出典:中小企業のデジタル化に向けてより抜粋
また、ITリテラシー(ITに関する要素を適切に理解し活用する能力)が低いとされている企業では、クラウドサービスやWebプラットフォーム等を活用しきれていないのが現状です。
出典:中小企業のデジタル化に向けてより抜粋
中小企業によっては、クラウドサービスやソフトウェアが理解しにくく扱いづらかったり、デメリットの方が大きいため十分に活用できていなかったりといった側面を抱えています。しかし、これらのデジタルツールをうまく使えば、従来よりも負担を抑えて業務の効率化を図れる可能性があります。
また、新型コロナウイルス感染症の影響により、多くの企業がリモートワークの導入を余儀なくされました。もしクラウドサービスやソフトウェアが普及していたら、リモートワークへの対応はよりスムーズに行われていたでしょう。デジタルツール導入が遅れている中小企業を支援し、デジタル化や企業活動の促進を支援する取り組みは、ますます重要になってきているといえます。
中小企業デジタルツール導入促進支援事業とは
都内中小企業者が新たにデジタルツール(※)を導入する際に、必要な費用の一部を助成します。企業の継続的な成長や発展をサポートするため、事業活動のデジタル化を推進させます。
(※)本事業におけるデジタルツールとは、一般市場で販売している(事務局が製造元もしくは正規販売代理店のホームページ等で価格・仕様・サービス内容等が確認可能である)「パッケージ製品のソフトウェア」並びに「クラウドサービス」を指します。なお、スクラッチ開発のシステム構築(ゼロベースからの新規システム開発)や、ハード機器(PC、タブレット、読取機器等)は除外します。
助成対象事業
以下(1)~(3)の全てを満たすものが対象です。
(1)自社の事業活動におけるデジタル化を促進する目的で、市販(パッケージ製品)のソフトウェアもしくはクラウドサービスを新たに取り入れる。
(2)自社業務の継続的な成長や発展を、将来にわたって取り組むものである。
(3)(1)の導入に要する合計費用(※)が10万円以上(小規模企業者は7万5千円以上)である。
(※)ソフトウェアもしくはクラウドサービスを複数組み合わせて取り入れる場合は、その合計額とします。また、年払いや月払いにおいては、助成対象期間内(最長1年間)に支払いが完了するサービス料金の合計額です。
◆助成対象事業のイメージ例
・財務会計、人事労務、給与計算、税務管理等のソフトウェアもしくはクラウドサービスを複数組み合わせ、新たに取り入れることでバックオフィス業務の工数を減らす。

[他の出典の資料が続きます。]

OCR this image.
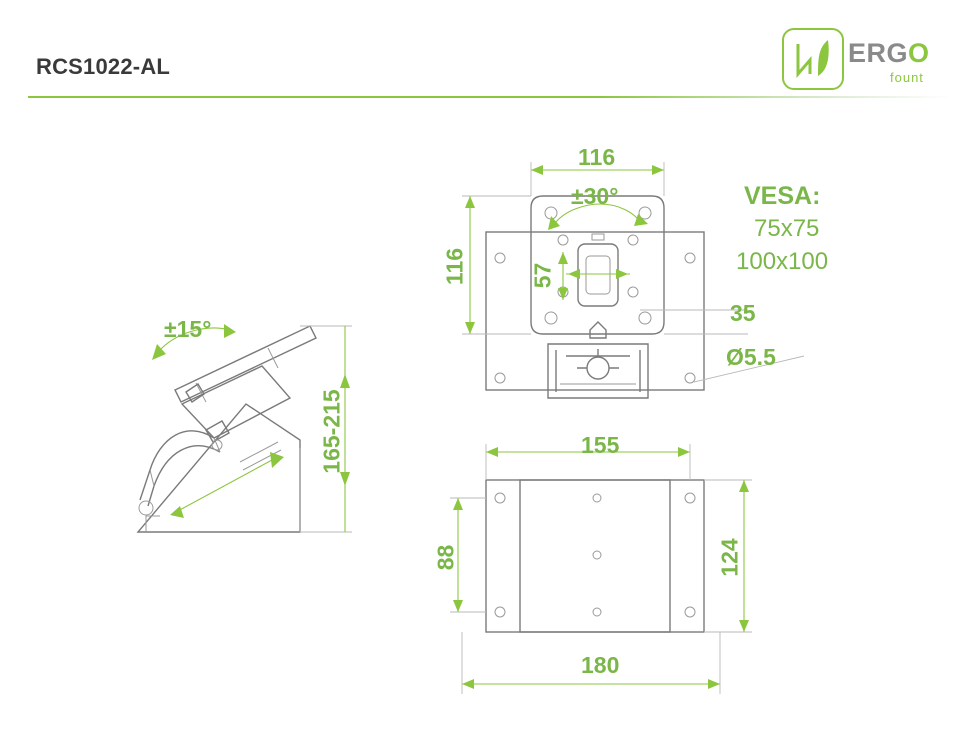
RCS1022-AL	ERGO
fount
±15°
165-215
116
116
±30°
57
35
Ø5.5
155
180
88	124
VESA:
75x75
100x100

・RPAツールを新たに取り入れ、バックオフィスに要する単純作業を自動化し工数を減らす。
・グループウェアやコミュニケーションツールを新たに取り入れることにより、社内コミュニケーションの活性化やナレッジ共有を推進する。
・マーケティングオートメーションツールを新たに取り入れ、営業・マーケティング活動を推進する。
【助成対象外事業】
以下①~⑦に挙げる例の他、申請要件や助成対象経費に相当しないものは全て対象外となります。

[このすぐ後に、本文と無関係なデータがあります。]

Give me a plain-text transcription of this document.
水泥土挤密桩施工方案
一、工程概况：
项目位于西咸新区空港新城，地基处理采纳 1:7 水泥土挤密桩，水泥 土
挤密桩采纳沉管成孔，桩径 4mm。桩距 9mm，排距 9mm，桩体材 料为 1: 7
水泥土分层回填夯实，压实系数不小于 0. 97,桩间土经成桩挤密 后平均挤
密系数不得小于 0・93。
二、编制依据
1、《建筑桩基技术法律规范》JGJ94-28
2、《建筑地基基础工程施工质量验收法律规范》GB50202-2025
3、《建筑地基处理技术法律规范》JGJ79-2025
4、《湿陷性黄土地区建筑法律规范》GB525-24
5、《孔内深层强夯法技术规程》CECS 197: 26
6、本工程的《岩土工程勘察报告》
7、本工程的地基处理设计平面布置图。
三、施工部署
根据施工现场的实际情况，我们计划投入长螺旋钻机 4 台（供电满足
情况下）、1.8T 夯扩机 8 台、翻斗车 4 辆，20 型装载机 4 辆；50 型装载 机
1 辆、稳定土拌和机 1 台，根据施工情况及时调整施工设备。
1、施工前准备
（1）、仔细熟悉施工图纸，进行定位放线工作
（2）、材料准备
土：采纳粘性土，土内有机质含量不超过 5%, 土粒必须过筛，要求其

①ハード機器全般並びに汎用性の高いソフトウェア | 例)製造装置や移動販売車両、ITツールの購入等 |
---|---|
②社内の通信環境やテレワーク環境の整備・増強 | 例)LAN配線工事、ルーター設置、テレワーク用のネットワーク環境設置や機器購入 |
③導入済みソフトウェア・クラウドサービスにおけるライセンス・ユーザー数の追加等 | ※ただし既存ツールへの新機能追加に要する費用は助成対象です。(導入済み販売管理ソフトウェアにインボイス制度対応機能を新規追加等) |
④スクラッチ開発(パッケージ製品を使用せず開発をゼロから実施する場合)並びにソフトウェア・クラウドサービスを新規導入せず、委託のみ実施する場合 | 例)小売店が自社のECサイトを新たにスクラッチ開発し、インターネット経由で販売に着手 |
⑤既存のECサイトや予約サイトへの出店費用 | ※ただし以下の場合は助成対象とします。 ・自社専用ECサイト構築のため、市販のパッケージソフトウェアもしくはクラウドサービスを新規導入 ・既存ECサイトや予約サイト出店を効率化するため、管理ソフトウェアもしくはクラウドサービスを新規導入 |
⑥顧客負担分の費用がソフトウェア代金に含まれる場合(事務局が売上原価に該当するとみなすもの)、リース・レンタル契約を結んでいるソフトウェア | 例)ツール購入等において、第三者への賃貸、贈呈、販売等を目的としているもの |
⑦その他 | 例1)恒常的に利用されず、緊急時等の一時的利用を目的である場合、例2)中小企業者ではない場合(一般社団法人、特定非営利活動法人、学校法人等) |
助成対象経費
以下①~⑥の条件を満たし、かつ下記の「助成対象経費一覧」に記載されている経費を助成対象とします。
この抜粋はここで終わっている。